Rabbi Stilerman says that sometimes, the greatest gift you can give is enabling someone else to be the giver. He shares a story. “My brother Rav Pinchas Gruman lives in Los Angeles, one of founding rabbanim of the kehillah there. (Yes, we have the same two parents, but when we escaped Russia, we had to change passports, and he and I ended up with different last names.) He’s one of five people to have smichah from Rav Aharon Kotler ztz”l. Rav Shneur Kotler ztz”l was very close to my brother, and stayed at his house all the time when he came to California. Once I happened to be there at my brother's house at the same time as Reb Shneur. He asked me to come along with him to one of the balabatim, whom I knew through my own fundraising. Reb Shneur gave him a pitch for Lakewood. This gvir was very much moved. I didn’t usually see that when I went to him. He also usually didn’t write a check right away, but this time he did.

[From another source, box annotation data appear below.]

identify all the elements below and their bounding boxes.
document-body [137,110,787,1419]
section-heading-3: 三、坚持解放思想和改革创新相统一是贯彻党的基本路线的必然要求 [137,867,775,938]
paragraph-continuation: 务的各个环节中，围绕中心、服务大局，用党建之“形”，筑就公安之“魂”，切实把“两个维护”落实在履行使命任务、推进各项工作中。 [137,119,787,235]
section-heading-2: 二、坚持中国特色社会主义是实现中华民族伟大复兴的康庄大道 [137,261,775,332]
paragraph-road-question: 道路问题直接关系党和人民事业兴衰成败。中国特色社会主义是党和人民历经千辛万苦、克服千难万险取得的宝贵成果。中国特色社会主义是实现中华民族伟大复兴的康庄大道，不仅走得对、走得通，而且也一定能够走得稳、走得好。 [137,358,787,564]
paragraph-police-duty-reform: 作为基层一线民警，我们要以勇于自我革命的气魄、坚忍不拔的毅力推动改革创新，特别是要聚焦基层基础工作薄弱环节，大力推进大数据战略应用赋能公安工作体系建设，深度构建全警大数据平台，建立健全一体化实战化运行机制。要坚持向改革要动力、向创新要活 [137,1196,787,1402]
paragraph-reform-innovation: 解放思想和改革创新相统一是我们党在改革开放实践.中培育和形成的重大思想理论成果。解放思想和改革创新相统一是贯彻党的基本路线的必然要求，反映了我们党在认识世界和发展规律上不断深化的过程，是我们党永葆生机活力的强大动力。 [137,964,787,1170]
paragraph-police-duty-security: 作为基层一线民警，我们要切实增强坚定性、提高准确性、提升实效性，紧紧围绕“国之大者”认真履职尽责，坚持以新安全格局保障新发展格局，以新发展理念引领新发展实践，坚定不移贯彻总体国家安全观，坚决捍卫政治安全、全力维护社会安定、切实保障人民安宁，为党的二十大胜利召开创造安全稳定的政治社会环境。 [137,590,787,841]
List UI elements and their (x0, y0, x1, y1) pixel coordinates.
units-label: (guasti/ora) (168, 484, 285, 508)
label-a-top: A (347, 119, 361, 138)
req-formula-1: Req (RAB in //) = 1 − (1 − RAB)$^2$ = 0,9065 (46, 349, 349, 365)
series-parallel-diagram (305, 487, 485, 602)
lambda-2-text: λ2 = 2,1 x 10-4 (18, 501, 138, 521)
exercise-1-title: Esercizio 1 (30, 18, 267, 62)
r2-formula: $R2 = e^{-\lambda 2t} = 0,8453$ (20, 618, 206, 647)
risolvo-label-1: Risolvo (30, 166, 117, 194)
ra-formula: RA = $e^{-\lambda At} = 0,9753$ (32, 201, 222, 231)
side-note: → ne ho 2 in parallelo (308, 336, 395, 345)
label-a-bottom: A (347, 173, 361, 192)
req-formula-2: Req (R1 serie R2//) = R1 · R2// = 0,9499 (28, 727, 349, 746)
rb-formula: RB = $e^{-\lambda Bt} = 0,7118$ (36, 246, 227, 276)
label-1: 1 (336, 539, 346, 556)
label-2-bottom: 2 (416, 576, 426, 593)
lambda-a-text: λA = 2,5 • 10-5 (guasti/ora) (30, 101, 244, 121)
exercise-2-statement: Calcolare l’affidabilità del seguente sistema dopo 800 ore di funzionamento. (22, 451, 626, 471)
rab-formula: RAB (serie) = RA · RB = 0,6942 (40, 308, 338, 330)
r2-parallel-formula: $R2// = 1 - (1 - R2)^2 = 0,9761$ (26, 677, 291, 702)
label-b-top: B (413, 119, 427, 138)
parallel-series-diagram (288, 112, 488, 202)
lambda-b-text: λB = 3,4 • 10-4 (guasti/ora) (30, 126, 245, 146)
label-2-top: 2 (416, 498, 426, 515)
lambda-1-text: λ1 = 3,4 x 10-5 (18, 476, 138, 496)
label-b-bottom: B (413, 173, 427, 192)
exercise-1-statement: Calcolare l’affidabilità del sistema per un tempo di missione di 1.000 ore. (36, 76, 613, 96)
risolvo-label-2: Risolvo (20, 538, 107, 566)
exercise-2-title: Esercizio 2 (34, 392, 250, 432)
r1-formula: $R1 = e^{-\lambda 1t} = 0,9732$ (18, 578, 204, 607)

“Reb Shneur thanked him very much, we went out and he unfolded the check and saw that it was for $100. He became very distraught, to the point of tears. I tried to comfort him, but he waved me off. He explained that what saddened him so greatly was that this check was this man’s whole connection to Yiddishkeit. ‘I’m not crying for myself,’ Reb Shneur said. ‘I’m crying for his lost opportunity, for his neshamah. He could have built Lakewood. I’m not sad for myself, I did my hishtadlus. I feel bad for him.’
“Rav Shneur told me, bsheim his father, that if you enable other people to give, it’s much greater than if you give yourself.”